Jan 11, 2014

Shteyngart may be half right

U.S. writer Gary Shteyngart ruffled literary feathers in the land of the beaver and maple leaf recently when he essentially called Canada’s writing establishment wimps. In one paragraph in a story at vulture.com, he said:

“I was the judge of a Canadian prize, and it’s subsidized, they all get grants. Out of a million entries, we found four or five really good ones, but people just don’t take the same damn risks! Maybe they want to please the Ontario Arts Council, or whatever it is."

The prize he referred to is the Giller, Canada’s most prestigious literary prize. In Canada, mainstream writers (a.k.a. writers with publishers) can qualify for provincial or federal grants for book writing and related research. (He exaggerated the number of books.)

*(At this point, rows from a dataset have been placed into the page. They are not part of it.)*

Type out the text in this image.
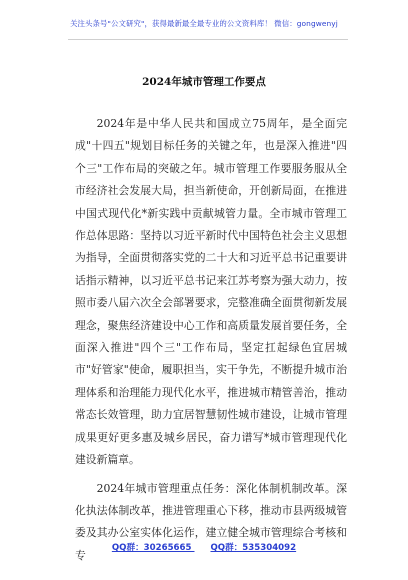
关注头条号"公文研究"，获得最新最全最专业的公文资料库！ 微信：gongwenyj
2024年城市管理工作要点

2024年是中华人民共和国成立75周年，是全面完成"十四五"规划目标任务的关键之年，也是深入推进"四个三"工作布局的突破之年。城市管理工作要服务服从全市经济社会发展大局，担当新使命，开创新局面，在推进中国式现代化*新实践中贡献城管力量。全市城市管理工作总体思路：坚持以习近平新时代中国特色社会主义思想为指导，全面贯彻落实党的二十大和习近平总书记重要讲话指示精神，以习近平总书记来江苏考察为强大动力，按照市委八届六次全会部署要求，完整准确全面贯彻新发展理念，聚焦经济建设中心工作和高质量发展首要任务，全面深入推进"四个三"工作布局，坚定扛起绿色宜居城市"好管家"使命，履职担当，实干争先，不断提升城市治理体系和治理能力现代化水平，推进城市精管善治，推动常态长效管理，助力宜居智慧韧性城市建设，让城市管理成果更好更多惠及城乡居民，奋力谱写*城市管理现代化建设新篇章。

2024年城市管理重点任务：深化体制机制改革。深化执法体制改革，推进管理重心下移，推动市县两级城管委及其办公室实体化运作，建立健全城市管理综合考核和专

QQ群：30265665 QQ群：535304092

Missing in the debate Shteyngart set off is the fact that thousands of Canadian authors excluded from the grant world take risks with every book or story. Government grants, the Giller Prize and the Governor General’s prize are reserved for writers who have publishers. (In fact, those incentives seem more designed to promote the mostly foreign-owned publishing industry than Canadian writers.) 

There are thousands of self-published writers who take chances with their work because they must to get noticed in a jungle of competing work. If Shteyngart is correct to any degree, it is about the establishment, not the indies.